The company's latest report, Evaluating the Options for Mobile TV and Radio Broadcasting in Western Europe, claims that only a small number of broadcasting technology choices will be financially viable, even though up to half a billion subscribers to mobile TV services have recently been forecast for the near future.
There is a "strong chance", says the paper, that mobile phone users will not spend significant amounts on mobile TV and radio services, or indeed video-on-demand and other broadcasting options.
Therefore, operators may want to exercise prudence when considering the choice of technology available.

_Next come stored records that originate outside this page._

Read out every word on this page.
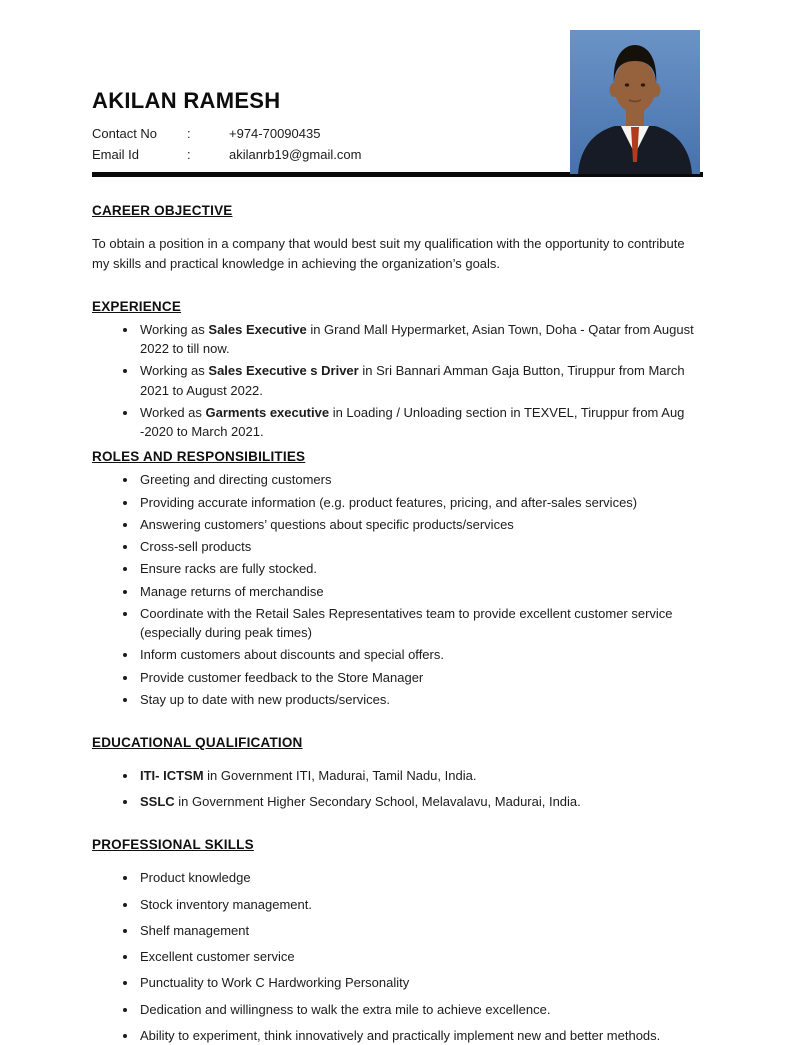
AKILAN RAMESH
Contact No	:	+974-70090435
Email Id	:	akilanrb19@gmail.com
CAREER OBJECTIVE

To obtain a position in a company that would best suit my qualification with the opportunity to contribute my skills and practical knowledge in achieving the organization’s goals.

EXPERIENCE
• Working as Sales Executive in Grand Mall Hypermarket, Asian Town, Doha - Qatar from August 2022 to till now.
• Working as Sales Executive s Driver in Sri Bannari Amman Gaja Button, Tiruppur from March 2021 to August 2022.
• Worked as Garments executive in Loading / Unloading section in TEXVEL, Tiruppur from Aug -2020 to March 2021.
ROLES AND RESPONSIBILITIES
• Greeting and directing customers
• Providing accurate information (e.g. product features, pricing, and after-sales services)
• Answering customers’ questions about specific products/services
• Cross-sell products
• Ensure racks are fully stocked.
• Manage returns of merchandise
• Coordinate with the Retail Sales Representatives team to provide excellent customer service (especially during peak times)
• Inform customers about discounts and special offers.
• Provide customer feedback to the Store Manager
• Stay up to date with new products/services.
EDUCATIONAL QUALIFICATION
• ITI- ICTSM in Government ITI, Madurai, Tamil Nadu, India.
• SSLC in Government Higher Secondary School, Melavalavu, Madurai, India.
PROFESSIONAL SKILLS
• Product knowledge
• Stock inventory management.
• Shelf management
• Excellent customer service
• Punctuality to Work C Hardworking Personality
• Dedication and willingness to walk the extra mile to achieve excellence.
• Ability to experiment, think innovatively and practically implement new and better methods.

Media and telecoms companies throughout western Europe are currently considering systems such as Digital Video Broadcasting-Handheld (DVB-H), Digital Audio Broadcasting-Internet Protocol (DAB-IP), Terrestrial Digital Multimedia Broadcasting (T-DMB), TDtv or, even, enhanced 3G networks.
Once this decision has been made, firms must decide whether to build their own networks or share the cost and risk with other operators and/or broadcasters.
A co-author of the Analysys report, Dr Alastair Brydon, offered a note of caution for small operators, saying they will have a "very limited choice of viable options" and sharing "will be essential" if they are to "yield attractive returns" with DAB-IP or DVB-H technology.
However, despite being potentially the cheapest solution, DAB-IP is only appropriate in the few markets where Digital Audio Broadcasting has been deployed extensively—and only a limited range of DAB handsets and broadcast channels may be available.
Larger mobile operators wanting to own broadcasting networks have more options, says Analysys, and the most viable is either building a DVB-H network—technology that is currently attracting interest from many mobile operators in western Europe—or upgrading a 3G network to TDtv.
Report co-author Dr Mark Heath said: "TDtv would allow mobile operators to reuse existing cellular base stations and operate in already-licensed Time Division Duplex (TDD) spectrum, making it considerably cheaper".